Rund eine Million Veganer leben in Deutschland, Tendenz steigend. Dazu kommen immer mehr Menschen, die regelmäßig vegane Kost in ihren Alltag einbauen. Doch wie ist es eigentlich, vegan zu leben? Unsere Autorin wagte den Selbstversuch.

IMMER HER MIT DEM GEMÜSE: Unsere Redakteurin Martha Steinfeld versuchte sich zwei Monate lang an einer veganen Ernährung.
Immer nur her mit dem Gemüse: Unsere Redakteurin Martha Steinfeld versuchte sich zwei Monate lang an einer veganen Ernährung. Foto: privat

Er ist seit Jahren in aller Munde: der Veganismus. Lange ließen sich die Meinungen darüber klar in zwei Lager teilen: Auf der einen Seite die überzeugten Fleischesser, die für die „Körnerfresser“ nur Sprüche wie „Ihr esst meinem Essen das Essen weg“ übrig hatten. Auf der anderen diejenigen, die vegan essen und ihre Ernährung und die dahinterliegende Weltanschauung oft unaufgefordert in die Welt riefen.

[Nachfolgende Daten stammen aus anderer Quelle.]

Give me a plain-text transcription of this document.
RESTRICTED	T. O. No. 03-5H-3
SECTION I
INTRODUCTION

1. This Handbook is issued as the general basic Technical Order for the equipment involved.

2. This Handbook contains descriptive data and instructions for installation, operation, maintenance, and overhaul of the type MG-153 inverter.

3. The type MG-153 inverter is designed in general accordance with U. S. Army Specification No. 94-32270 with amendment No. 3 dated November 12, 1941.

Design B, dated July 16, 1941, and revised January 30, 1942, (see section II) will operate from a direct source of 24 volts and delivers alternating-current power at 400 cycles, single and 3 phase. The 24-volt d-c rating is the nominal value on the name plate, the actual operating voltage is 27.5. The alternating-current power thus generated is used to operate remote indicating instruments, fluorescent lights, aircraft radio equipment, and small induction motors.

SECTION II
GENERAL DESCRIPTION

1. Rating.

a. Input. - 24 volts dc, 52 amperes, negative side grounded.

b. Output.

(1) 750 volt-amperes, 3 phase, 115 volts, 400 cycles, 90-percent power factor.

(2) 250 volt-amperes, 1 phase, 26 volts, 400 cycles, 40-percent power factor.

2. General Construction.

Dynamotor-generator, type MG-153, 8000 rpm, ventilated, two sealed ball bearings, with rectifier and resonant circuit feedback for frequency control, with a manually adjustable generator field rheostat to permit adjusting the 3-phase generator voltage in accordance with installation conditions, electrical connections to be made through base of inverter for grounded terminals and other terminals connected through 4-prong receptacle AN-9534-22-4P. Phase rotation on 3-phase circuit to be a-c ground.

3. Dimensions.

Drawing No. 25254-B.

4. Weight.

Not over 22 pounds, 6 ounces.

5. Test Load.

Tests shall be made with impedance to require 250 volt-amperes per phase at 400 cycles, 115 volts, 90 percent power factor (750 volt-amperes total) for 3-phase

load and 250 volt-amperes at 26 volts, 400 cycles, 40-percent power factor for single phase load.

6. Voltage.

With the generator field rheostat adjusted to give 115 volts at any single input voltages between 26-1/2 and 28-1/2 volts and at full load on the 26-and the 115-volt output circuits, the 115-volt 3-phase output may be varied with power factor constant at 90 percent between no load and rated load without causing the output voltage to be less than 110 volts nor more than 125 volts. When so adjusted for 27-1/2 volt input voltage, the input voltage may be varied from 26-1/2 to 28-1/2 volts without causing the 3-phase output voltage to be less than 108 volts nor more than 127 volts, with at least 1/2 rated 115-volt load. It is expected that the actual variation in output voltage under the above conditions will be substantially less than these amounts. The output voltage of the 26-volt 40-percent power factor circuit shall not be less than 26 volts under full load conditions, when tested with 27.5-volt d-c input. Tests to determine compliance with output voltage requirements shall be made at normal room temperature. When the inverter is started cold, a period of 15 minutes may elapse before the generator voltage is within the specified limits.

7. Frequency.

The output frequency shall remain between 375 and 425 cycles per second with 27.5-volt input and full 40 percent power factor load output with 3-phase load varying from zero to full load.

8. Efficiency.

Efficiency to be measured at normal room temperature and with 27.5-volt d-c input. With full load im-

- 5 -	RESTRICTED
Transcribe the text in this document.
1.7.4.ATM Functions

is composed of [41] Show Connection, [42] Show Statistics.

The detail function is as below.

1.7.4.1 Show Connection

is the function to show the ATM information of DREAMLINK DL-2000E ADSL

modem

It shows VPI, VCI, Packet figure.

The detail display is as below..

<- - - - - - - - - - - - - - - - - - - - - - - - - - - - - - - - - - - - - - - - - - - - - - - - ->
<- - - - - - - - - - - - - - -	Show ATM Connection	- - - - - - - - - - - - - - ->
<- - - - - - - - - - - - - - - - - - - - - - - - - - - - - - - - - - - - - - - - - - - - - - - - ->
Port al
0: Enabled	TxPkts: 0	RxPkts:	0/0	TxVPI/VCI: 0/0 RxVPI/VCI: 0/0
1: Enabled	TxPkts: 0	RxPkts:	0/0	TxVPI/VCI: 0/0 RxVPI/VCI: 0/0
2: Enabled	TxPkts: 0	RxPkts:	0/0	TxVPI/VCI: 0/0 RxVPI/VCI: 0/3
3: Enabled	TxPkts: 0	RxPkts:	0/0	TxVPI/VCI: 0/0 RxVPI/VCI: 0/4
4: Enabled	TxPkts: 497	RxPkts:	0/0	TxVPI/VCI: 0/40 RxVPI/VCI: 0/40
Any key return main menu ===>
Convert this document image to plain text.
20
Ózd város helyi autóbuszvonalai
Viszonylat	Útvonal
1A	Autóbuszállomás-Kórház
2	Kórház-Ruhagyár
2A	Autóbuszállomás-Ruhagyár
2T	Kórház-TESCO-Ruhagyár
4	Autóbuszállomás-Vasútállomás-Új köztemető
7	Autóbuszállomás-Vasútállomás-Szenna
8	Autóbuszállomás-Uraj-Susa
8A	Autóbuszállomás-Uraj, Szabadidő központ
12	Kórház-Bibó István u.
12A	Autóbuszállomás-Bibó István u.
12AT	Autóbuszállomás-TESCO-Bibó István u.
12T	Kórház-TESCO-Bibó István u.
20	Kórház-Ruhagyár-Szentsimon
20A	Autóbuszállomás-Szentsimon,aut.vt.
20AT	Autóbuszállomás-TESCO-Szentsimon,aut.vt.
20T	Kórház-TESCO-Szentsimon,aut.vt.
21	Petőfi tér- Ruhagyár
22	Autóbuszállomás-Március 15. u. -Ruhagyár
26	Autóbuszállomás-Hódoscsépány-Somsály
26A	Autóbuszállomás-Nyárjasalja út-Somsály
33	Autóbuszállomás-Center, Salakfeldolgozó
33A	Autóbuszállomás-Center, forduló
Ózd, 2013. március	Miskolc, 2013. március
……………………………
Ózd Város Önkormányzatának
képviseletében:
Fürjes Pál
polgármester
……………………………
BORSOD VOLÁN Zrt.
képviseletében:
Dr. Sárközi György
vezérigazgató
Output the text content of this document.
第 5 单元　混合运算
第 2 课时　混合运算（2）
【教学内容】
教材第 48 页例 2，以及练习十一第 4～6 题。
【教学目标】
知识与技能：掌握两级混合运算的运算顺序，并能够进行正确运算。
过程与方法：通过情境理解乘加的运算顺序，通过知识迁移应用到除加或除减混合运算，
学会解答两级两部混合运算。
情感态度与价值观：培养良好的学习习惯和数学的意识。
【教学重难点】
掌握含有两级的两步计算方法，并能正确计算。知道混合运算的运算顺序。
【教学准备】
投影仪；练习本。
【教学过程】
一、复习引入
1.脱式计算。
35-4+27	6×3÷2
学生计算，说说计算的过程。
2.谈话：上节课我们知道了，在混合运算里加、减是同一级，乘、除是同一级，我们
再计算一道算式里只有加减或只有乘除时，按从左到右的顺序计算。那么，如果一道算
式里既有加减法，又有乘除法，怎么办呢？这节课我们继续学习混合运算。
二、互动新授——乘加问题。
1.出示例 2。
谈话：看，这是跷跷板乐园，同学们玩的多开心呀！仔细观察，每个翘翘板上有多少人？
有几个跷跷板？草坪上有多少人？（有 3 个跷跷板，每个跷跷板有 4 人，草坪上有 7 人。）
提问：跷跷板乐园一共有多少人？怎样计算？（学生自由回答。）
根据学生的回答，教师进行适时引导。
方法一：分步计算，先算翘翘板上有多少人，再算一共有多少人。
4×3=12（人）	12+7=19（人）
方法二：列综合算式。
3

Heutzutage sind diese harten Fronten um einiges weicher. Rund eine Million Veganer leben laut Vegetarierbund Deutschland in der Bundesrepublik. Tendenz steigend. Dazu kommen immer mehr Menschen, die regelmäßig vegane Kost in ihren Alltag einbauen. Doch wie ist es eigentlich für einen normalen Fleischesser, vegan zu leben? Unser Redaktionsmitglied Martha Steinfeld wagte einen Selbstversuch – mit nachhaltigen Folgen.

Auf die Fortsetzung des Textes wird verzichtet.